By the Uganda–Tanzania War of 1978–1979, he had been promoted to brigadier. In January 1979, he was featured in Ugandan radio propaganda: In his capacity as Minister for Provincial Administration, he had reportedly met Buganda elders during an official meeting with Amin, telling them how much the President respected them. In addition, Fadhul falsely claimed that the Uganda Broadcasting Corporation had not insulted foreign heads of state as Radio Tanzania had done, showcasing that Uganda was more dignified than its enemy. After the Tanzania People's Defence Force and allied rebel forces defeated the Uganda Army in a series of battles, President Amin dismissed Chief of Staff Gowon in March 1979. Fadhul was appointed his successor. In addition, he became part of a four-member war planning committee that oversaw the Ugandan preparations for the defense of Kampala. Amin's regime completely collapsed and Kampala was captured by Tanzanian-led forces in April 1979. A new Ugandan government was consequently installed. The new government subsequently froze the financial assets of over 1,000 Ugandan Nubians, including Fadhul's, before seizing the money and placing it in government accounts. Fadhul's home was plundered during the war. According to Thomas Lowman, Fadhul was arrested in Bombo. According to the Uganda National Liberation Front, journalist Godwin Matatu, and Indian diplomat Madanjeet Singh, he joined other regime officials in fleeing to Kenya.

=== Later life ===
Fadhul was arrested in his home in Bulumagi, Uganda, in September 1986 on charges that he had been involved in the murder of Tibayungwa. (Note: According to New Vision reporter Isaac Baligema, Fadhul was arrested "for crimes ranging from kidnap to murder" in 1980.) He was tried by the High Court in Mbarara in February 1988. Several witnesses testified that between 21 and 22 September 1972, they saw Fadhul arrest Tibayungwa and force him into a car, accusing him of working with rebels. He maintained his innocence during his trial, saying that all murders of civilians in Mbarara had been committed by his former colleague Yusuf Gowon. Fadhul was convicted and sentenced to death in 1989. Along with a leader of Amin's death squads, Kassim Obura, Fadhul was one of very few Amin followers who were ever actually convicted for crimes committed in the 1971–79 era. Placed on the death row at Luzira Upper Prison, he remained incarcerated for 22 years. The Supreme Court of Uganda turned down one of his appeals against the conviction and death sentence in 1993. However, his repeated appeals staved off his execution. In 2001, Yusuf Gowon was also imprisoned at Luzira, whereupon he and Fadhul developed such an antipathy that prison authorities had to separate them until Gowon was released.

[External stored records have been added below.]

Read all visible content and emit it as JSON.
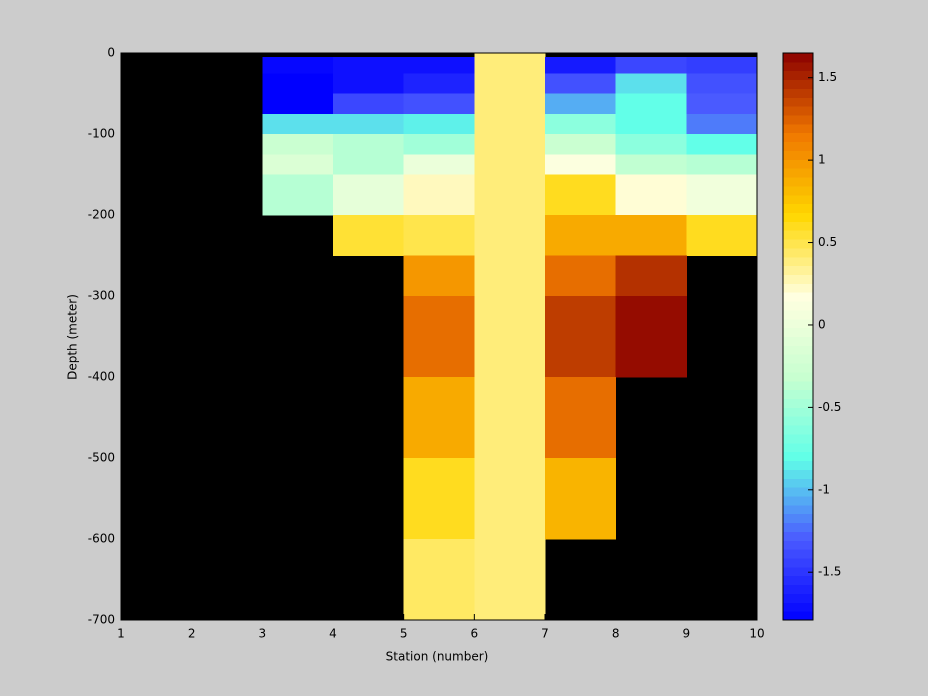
{
  "chart_data": {
    "type": "heatmap",
    "xlabel": "Station (number)",
    "ylabel": "Depth (meter)",
    "x_edges": [
      1,
      2,
      3,
      4,
      5,
      6,
      7,
      8,
      9,
      10
    ],
    "y_edges": [
      0,
      -5,
      -25,
      -50,
      -75,
      -100,
      -125,
      -150,
      -200,
      -250,
      -300,
      -400,
      -500,
      -600,
      -700
    ],
    "values": [
      [
        null,
        null,
        null,
        null,
        null,
        0.4,
        null,
        null,
        null
      ],
      [
        null,
        null,
        -1.75,
        -1.7,
        -1.7,
        0.4,
        -1.65,
        -1.4,
        -1.45
      ],
      [
        null,
        null,
        -1.8,
        -1.7,
        -1.6,
        0.4,
        -1.35,
        -0.9,
        -1.35
      ],
      [
        null,
        null,
        -1.8,
        -1.4,
        -1.35,
        0.4,
        -1.05,
        -0.8,
        -1.3
      ],
      [
        null,
        null,
        -0.9,
        -0.9,
        -0.85,
        0.4,
        -0.6,
        -0.8,
        -1.2
      ],
      [
        null,
        null,
        -0.3,
        -0.4,
        -0.5,
        0.4,
        -0.3,
        -0.6,
        -0.8
      ],
      [
        null,
        null,
        -0.15,
        -0.4,
        0.0,
        0.4,
        0.15,
        -0.35,
        -0.4
      ],
      [
        null,
        null,
        -0.4,
        -0.05,
        0.25,
        0.4,
        0.6,
        0.2,
        0.05
      ],
      [
        null,
        null,
        null,
        0.55,
        0.5,
        0.4,
        0.9,
        0.9,
        0.6
      ],
      [
        null,
        null,
        null,
        null,
        1.0,
        0.4,
        1.2,
        1.45,
        null
      ],
      [
        null,
        null,
        null,
        null,
        1.2,
        0.4,
        1.4,
        1.6,
        null
      ],
      [
        null,
        null,
        null,
        null,
        0.9,
        0.4,
        1.2,
        null,
        null
      ],
      [
        null,
        null,
        null,
        null,
        0.6,
        0.4,
        0.85,
        null,
        null
      ],
      [
        null,
        null,
        null,
        null,
        0.45,
        0.4,
        null,
        null,
        null
      ]
    ],
    "xlim": [
      1,
      10
    ],
    "ylim": [
      -700,
      0
    ],
    "xticks": [
      1,
      2,
      3,
      4,
      5,
      6,
      7,
      8,
      9,
      10
    ],
    "yticks": [
      0,
      -100,
      -200,
      -300,
      -400,
      -500,
      -600,
      -700
    ],
    "clim": [
      -1.79,
      1.65
    ],
    "cticks": [
      -1.5,
      -1,
      -0.5,
      0,
      0.5,
      1,
      1.5
    ],
    "colorscale": [
      "#0000ff",
      "#4a5aff",
      "#60ffe8",
      "#c8ffd0",
      "#ffffe0",
      "#ffd700",
      "#f07800",
      "#8b0000"
    ],
    "nan_color": "#000000"
  }
}
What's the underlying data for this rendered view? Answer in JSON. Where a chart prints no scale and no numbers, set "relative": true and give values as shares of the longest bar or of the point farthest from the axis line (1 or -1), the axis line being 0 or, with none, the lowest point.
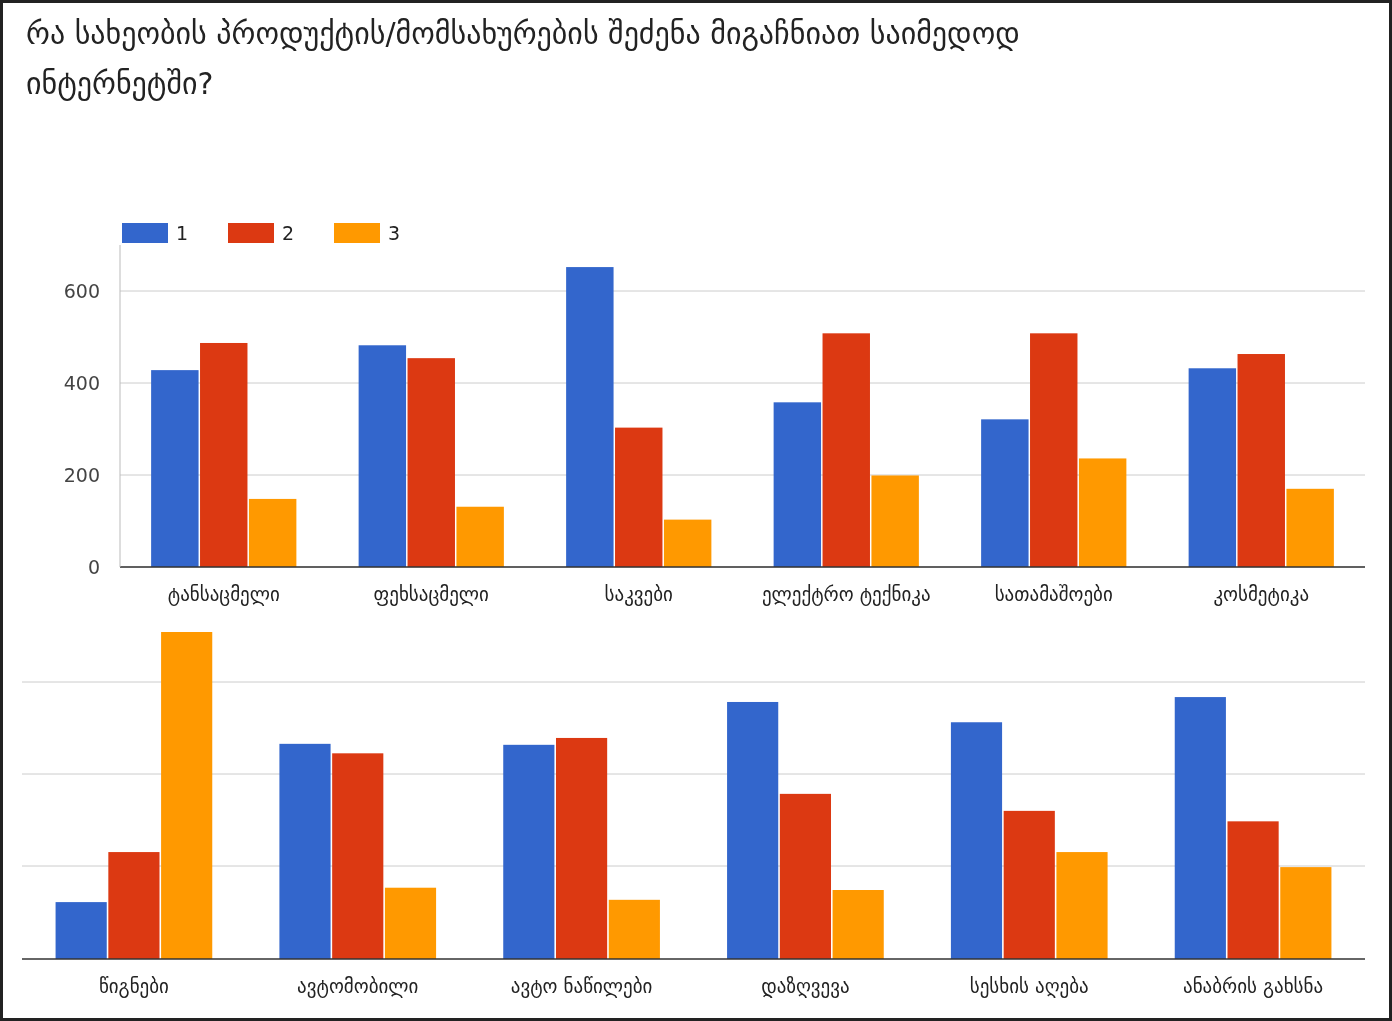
{
  "chart_data": [
    {
      "type": "bar",
      "title": "რა სახეობის პროდუქტის/მომსახურების შეძენა მიგაჩნიათ საიმედოდ ინტერნეტში?",
      "categories": [
        "ტანსაცმელი",
        "ფეხსაცმელი",
        "საკვები",
        "ელექტრო ტექნიკა",
        "სათამაშოები",
        "კოსმეტიკა"
      ],
      "series": [
        {
          "name": "1",
          "color": "#3366cc",
          "values": [
            428,
            482,
            652,
            358,
            321,
            432
          ]
        },
        {
          "name": "2",
          "color": "#dc3912",
          "values": [
            487,
            454,
            303,
            508,
            508,
            463
          ]
        },
        {
          "name": "3",
          "color": "#ff9900",
          "values": [
            148,
            131,
            103,
            199,
            236,
            170
          ]
        }
      ],
      "ylim": [
        0,
        700
      ],
      "yticks": [
        0,
        200,
        400,
        600
      ],
      "grid": "y",
      "legend": "top left"
    },
    {
      "type": "bar",
      "relative": true,
      "categories": [
        "წიგნები",
        "ავტომობილი",
        "ავტო ნაწილები",
        "დაზღვევა",
        "სესხის აღება",
        "ანაბრის გახსნა"
      ],
      "series": [
        {
          "color": "#3366cc",
          "values": [
            0.174,
            0.658,
            0.655,
            0.786,
            0.724,
            0.801
          ]
        },
        {
          "color": "#dc3912",
          "values": [
            0.327,
            0.629,
            0.676,
            0.505,
            0.453,
            0.421
          ]
        },
        {
          "color": "#ff9900",
          "values": [
            1,
            0.218,
            0.181,
            0.211,
            0.327,
            0.281
          ]
        }
      ],
      "grid": "y"
    }
  ]
}
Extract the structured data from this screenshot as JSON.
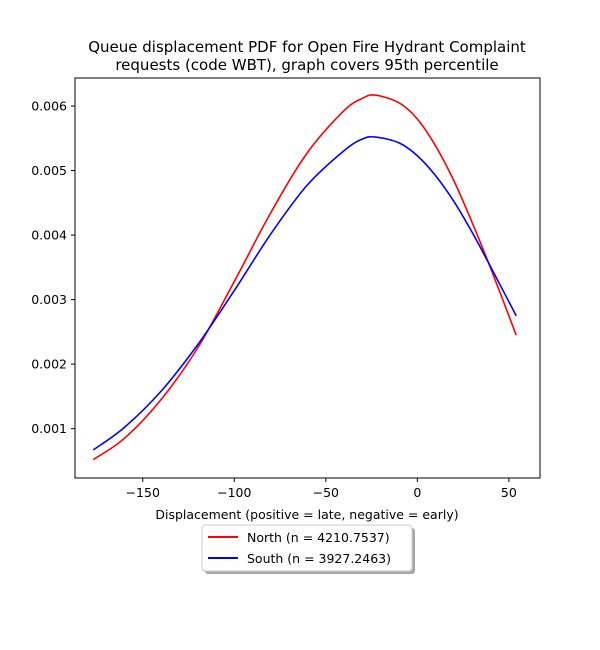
{
  "chart_data": {
    "type": "line",
    "title_lines": [
      "Queue displacement PDF for Open Fire Hydrant Complaint",
      "requests (code WBT), graph covers 95th percentile"
    ],
    "xlabel": "Displacement (positive = late, negative = early)",
    "ylabel": "",
    "xlim": [
      -187,
      67
    ],
    "ylim": [
      0.000235,
      0.006435
    ],
    "xticks": [
      -150,
      -100,
      -50,
      0,
      50
    ],
    "xtick_labels": [
      "−150",
      "−100",
      "−50",
      "0",
      "50"
    ],
    "yticks": [
      0.001,
      0.002,
      0.003,
      0.004,
      0.005,
      0.006
    ],
    "ytick_labels": [
      "0.001",
      "0.002",
      "0.003",
      "0.004",
      "0.005",
      "0.006"
    ],
    "grid": false,
    "legend_position": "below plot, centered",
    "series": [
      {
        "name": "North (n = 4210.7537)",
        "color": "#ff0000",
        "x": [
          -177,
          -160,
          -140,
          -120,
          -100,
          -80,
          -60,
          -40,
          -30,
          -23,
          -10,
          0,
          10,
          20,
          30,
          40,
          54
        ],
        "y": [
          0.00052,
          0.00085,
          0.00145,
          0.00225,
          0.00328,
          0.00435,
          0.00528,
          0.00593,
          0.00612,
          0.00617,
          0.00605,
          0.0058,
          0.00538,
          0.00484,
          0.00419,
          0.00349,
          0.00245
        ]
      },
      {
        "name": "South (n = 3927.2463)",
        "color": "#0000ff",
        "x": [
          -177,
          -160,
          -140,
          -120,
          -100,
          -80,
          -60,
          -40,
          -30,
          -23,
          -10,
          0,
          10,
          20,
          30,
          40,
          54
        ],
        "y": [
          0.00067,
          0.00102,
          0.00158,
          0.0023,
          0.00314,
          0.00402,
          0.00478,
          0.00531,
          0.00549,
          0.00552,
          0.00543,
          0.00523,
          0.00492,
          0.00452,
          0.00404,
          0.00351,
          0.00275
        ]
      }
    ]
  }
}
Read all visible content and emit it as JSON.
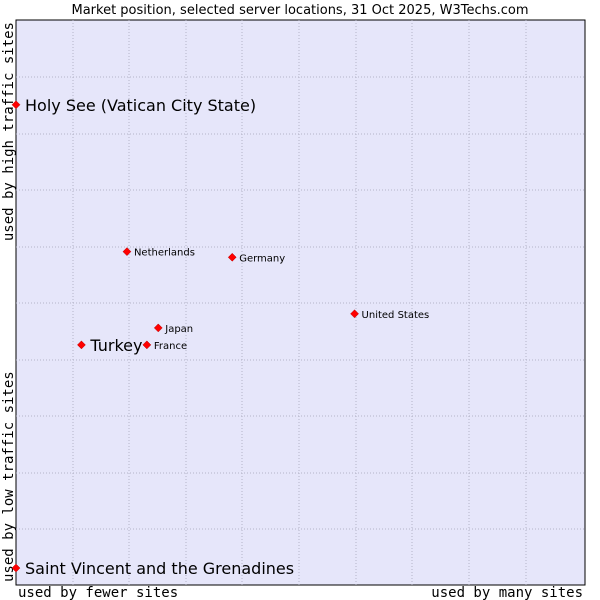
{
  "chart_data": {
    "type": "scatter",
    "title": "Market position, selected server locations, 31 Oct 2025, W3Techs.com",
    "xlabel_left": "used by fewer sites",
    "xlabel_right": "used by many sites",
    "ylabel_bottom": "used by low traffic sites",
    "ylabel_top": "used by high traffic sites",
    "xlim": [
      0,
      10
    ],
    "ylim": [
      0,
      10
    ],
    "grid": true,
    "points": [
      {
        "name": "Holy See (Vatican City State)",
        "x": 0.0,
        "y": 8.5,
        "emphasis": true
      },
      {
        "name": "Netherlands",
        "x": 1.95,
        "y": 5.9,
        "emphasis": false
      },
      {
        "name": "Germany",
        "x": 3.8,
        "y": 5.8,
        "emphasis": false
      },
      {
        "name": "United States",
        "x": 5.95,
        "y": 4.8,
        "emphasis": false
      },
      {
        "name": "Japan",
        "x": 2.5,
        "y": 4.55,
        "emphasis": false
      },
      {
        "name": "Turkey",
        "x": 1.15,
        "y": 4.25,
        "emphasis": true
      },
      {
        "name": "France",
        "x": 2.3,
        "y": 4.25,
        "emphasis": false
      },
      {
        "name": "Saint Vincent and the Grenadines",
        "x": 0.0,
        "y": 0.3,
        "emphasis": true
      }
    ]
  },
  "colors": {
    "plot_bg": "#e6e6fa",
    "grid": "#b4b4c8",
    "marker": "#ff0000",
    "marker_edge": "#b40000"
  }
}
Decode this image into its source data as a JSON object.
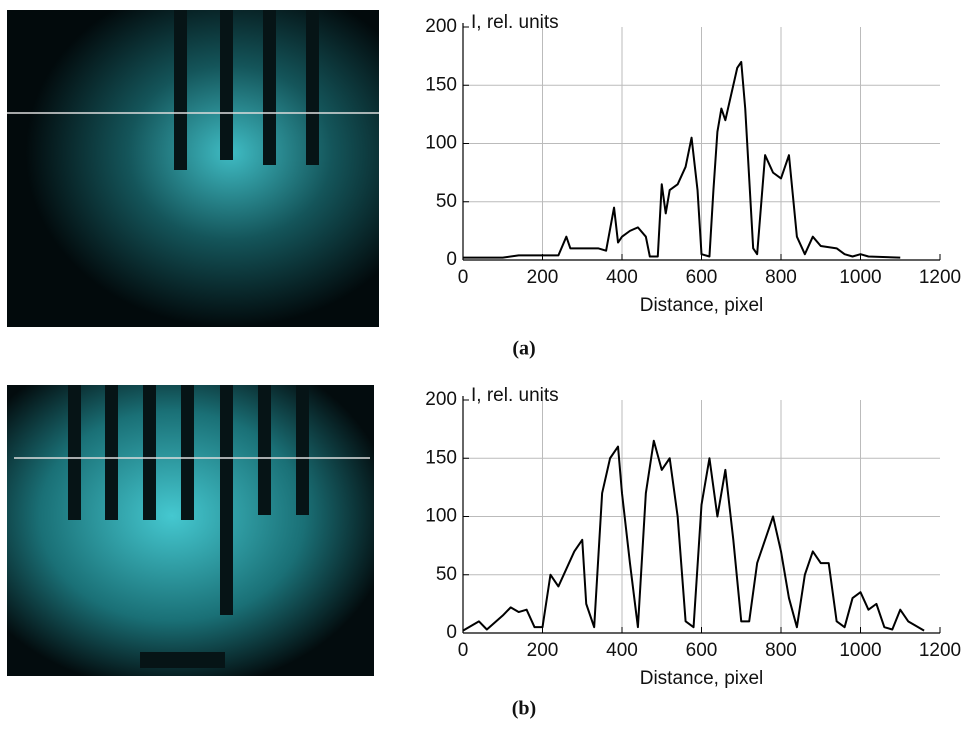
{
  "chart_data": [
    {
      "type": "line",
      "caption": "(a)",
      "xlabel": "Distance, pixel",
      "ylabel": "I, rel. units",
      "grid": true,
      "color": "#000000",
      "xlim": [
        0,
        1200
      ],
      "ylim": [
        0,
        200
      ],
      "xticks": [
        0,
        200,
        400,
        600,
        800,
        1000,
        1200
      ],
      "yticks": [
        0,
        50,
        100,
        150,
        200
      ],
      "x": [
        0,
        100,
        140,
        200,
        240,
        260,
        270,
        300,
        340,
        360,
        380,
        390,
        400,
        420,
        440,
        460,
        470,
        490,
        500,
        510,
        520,
        540,
        560,
        575,
        590,
        600,
        620,
        630,
        640,
        650,
        660,
        680,
        690,
        700,
        710,
        720,
        730,
        740,
        760,
        780,
        800,
        820,
        830,
        840,
        860,
        880,
        900,
        940,
        960,
        980,
        1000,
        1020,
        1100
      ],
      "values": [
        2,
        2,
        4,
        4,
        4,
        20,
        10,
        10,
        10,
        8,
        45,
        15,
        20,
        25,
        28,
        20,
        3,
        3,
        65,
        40,
        60,
        65,
        80,
        105,
        60,
        5,
        3,
        60,
        110,
        130,
        120,
        150,
        165,
        170,
        130,
        70,
        10,
        5,
        90,
        75,
        70,
        90,
        55,
        20,
        5,
        20,
        12,
        10,
        5,
        3,
        5,
        3,
        2
      ]
    },
    {
      "type": "line",
      "caption": "(b)",
      "xlabel": "Distance, pixel",
      "ylabel": "I, rel. units",
      "grid": true,
      "color": "#000000",
      "xlim": [
        0,
        1200
      ],
      "ylim": [
        0,
        200
      ],
      "xticks": [
        0,
        200,
        400,
        600,
        800,
        1000,
        1200
      ],
      "yticks": [
        0,
        50,
        100,
        150,
        200
      ],
      "x": [
        0,
        40,
        60,
        100,
        120,
        140,
        160,
        180,
        200,
        220,
        240,
        260,
        280,
        300,
        310,
        330,
        350,
        370,
        390,
        400,
        420,
        440,
        460,
        480,
        500,
        520,
        540,
        560,
        580,
        600,
        620,
        640,
        660,
        680,
        700,
        720,
        740,
        760,
        780,
        800,
        820,
        840,
        860,
        880,
        900,
        920,
        940,
        960,
        980,
        1000,
        1020,
        1040,
        1060,
        1080,
        1100,
        1120,
        1160
      ],
      "values": [
        2,
        10,
        3,
        15,
        22,
        18,
        20,
        5,
        5,
        50,
        40,
        55,
        70,
        80,
        25,
        5,
        120,
        150,
        160,
        120,
        60,
        5,
        120,
        165,
        140,
        150,
        100,
        10,
        5,
        110,
        150,
        100,
        140,
        80,
        10,
        10,
        60,
        80,
        100,
        70,
        30,
        5,
        50,
        70,
        60,
        60,
        10,
        5,
        30,
        35,
        20,
        25,
        5,
        3,
        20,
        10,
        2
      ]
    }
  ]
}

In 2009, Fadhul was pardoned by President Yoweri Museveni, and released. By this time, he suffered from diabetes, ulcers and skin cancer and no longer had a home, as his old house in Bulumagi had been abandoned and vandalised during his time in prison. One house which had formerly belonged to him was now rented to the Weston College School-Makerere in Mukono; the college consequently allowed him to temporarily sleep in one of their offices. He later relocated to the home of his eldest wife, Hajjati Segiya Nako, in Bulumagi. Several locals and family members celebrated his release. By 2010, he could no longer sit, eat or walk on his own, and had to receive regular treatments at Nsambya Hospital and by doctors hired by his family to stay alive. However, he gave a number of interviews in which he offered "extravagant praise" for Museveni.

On 2 November 2021, Fadhul died at the Nsambya Hospital at the age of 81 due to complications from diabetes. The former chairperson of Bulumagi, Mohammed Kasule Byansi, lamented Fadhul's death, describing him as "great man in our society" who had supported locals by sponsoring education and helping individuals to enlist in the military. In contrast, The Australians obituary by journalist Alan Howe described Fadhul as "murderer" and "Amin's most faithful servant".

== Personal life ==
Fadhul was married to at least ten women, and had at least 49 children, including Abubaker Ali Fadhul, Asha Ali, Faisal Fadhul, and Abdul Magid Alule. He was a polyglot, and spoke Nubian.